A second challenge reflects artefactual changes in eGFR through application of adult vs pediatric eGFR equations. In populations excluding individuals with SB, eGFR equations were developed separately for children and adults, often using a cutoff age of 18 years to determine which set of equations to apply to calculate eGFR. However, in a single institutional study of patients 18 to 28 years old with SB, when corresponding adult eGFR equations were applied using the same creatinine or cystatin C values as a pediatric eGFR equation, there was an artefactual increase in eGFR by 20% to 25%. ⁴ In other words, application of an adult eGFR equation automatically “improves” the eGFR, even if cystatin C is used. This artifact may downstage the severity of kidney function, which further complicates the recognized difficulties of successfully transitioning an individual with SB from pediatric to adult medical care.

A third challenge is that studies of practice patterns suggest that adherence to routine kidney function surveillance is suboptimal. Despite the limitations of creatinine, as aforementioned, there is still value inherent in the data, eg an abnormally low creatinine based eGFR is likely to reflect true kidney dysfunction. Additionally, several SB guidelines include a role in checking serum creatinine. However, within a large cohort of 5,445 patients with SB who participate in the CDC-sponsored National Spina Bifida Patient Registry (NSBPR) at clinics committed to SB research and care, wide variability was found across clinics in terms of their adherence to kidney function surveillance, which was defined as at least 1 renal ultrasound and at least 1 serum creatinine within a 2-year window. ⁵ The average adherence to this combined surveillance definition was only 62%, ranging from 6% to 100% across 23 clinics participating in NSBPR. Notably, more clinics checked routine ultrasound (93%) than routine serum creatinine (69%) to assess kidney health.

However, this practice pattern segues to a fourth challenge to monitoring kidney function in individuals with SB, which is that ultrasound based hydronephrosis is a poor screening test for low eGFR. In a single center retrospective series of 247 patients with SB, using cystatin C eGFR as the gold standard, hydronephrosis as determined by ultrasound had 23% to 48% sensitivity in children for eGFR <90 ml/min/1.73 m ². ⁶ High grade hydronephrosis was even worse, with 4% to 15% sensitivity. Results were unchanged after excluding patients with small kidneys or scarring. In other words, many children with SB can have low eGFR and kidney dysfunction without hydronephrosis. Coupled with the prior results showing a bias toward surveillance ultrasounds rather than creatinine testing, many patients with SB may not be having their kidney function monitored accurately with current, commonly used tools.

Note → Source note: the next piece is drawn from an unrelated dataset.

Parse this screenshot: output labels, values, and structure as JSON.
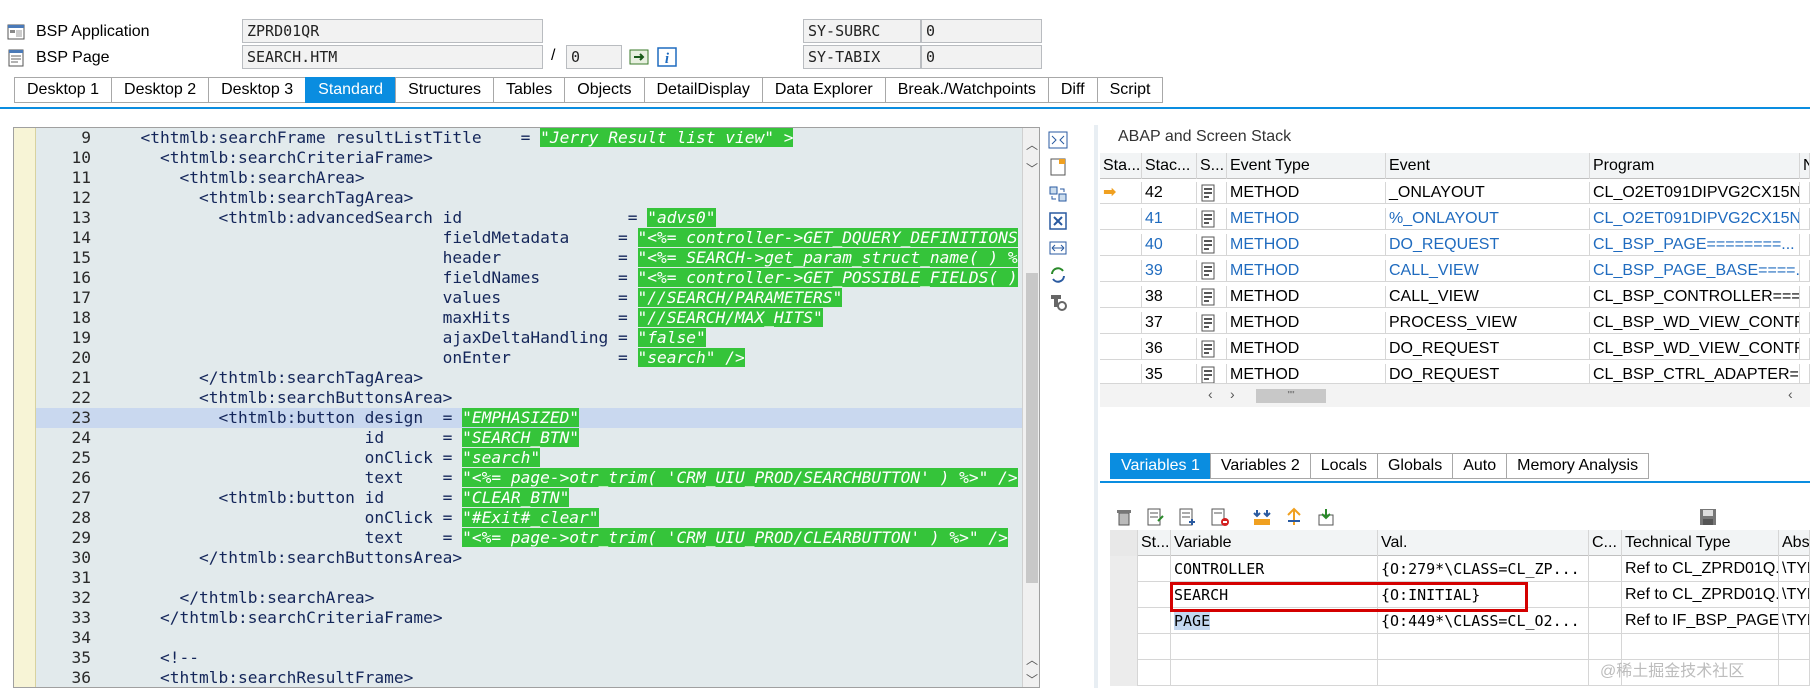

It is important to put these challenges in monitoring kidney function into the global context of the overall care of children with SB. The lifelong health risks of this population are not limited to kidney health, but also apply to other key issues including bladder and bowel continence, skin care, prevention of obesity and obesity-related health problems, loss of mobility and neuropsychosocial concerns. In this context, several opportunities arise for additional kidney health-related research. For example we do not know how individuals with SB perceive kidney health relative to their other health risks, nor how these perceptions change during their lifetime. Patient reported outcomes followed longitudinally may shed light on this knowledge gap. Additionally, as shown in the prior work within NSBPR, dissemination and implementation of clinical guidelines remain suboptimal. Efforts are needed to enhance uptake of ideally evidence-based protocols, or consensus protocols if high quality definitive evidence is unavailable. Better laboratory or imaging based methods or tools must be developed to accurately and reliably assess kidney health in the SB population. Hopefully, within multi-institutional infrastructures such as those offered by the UMPIRE and NSBPR studies, these and other important research and clinical questions can be adequately answered.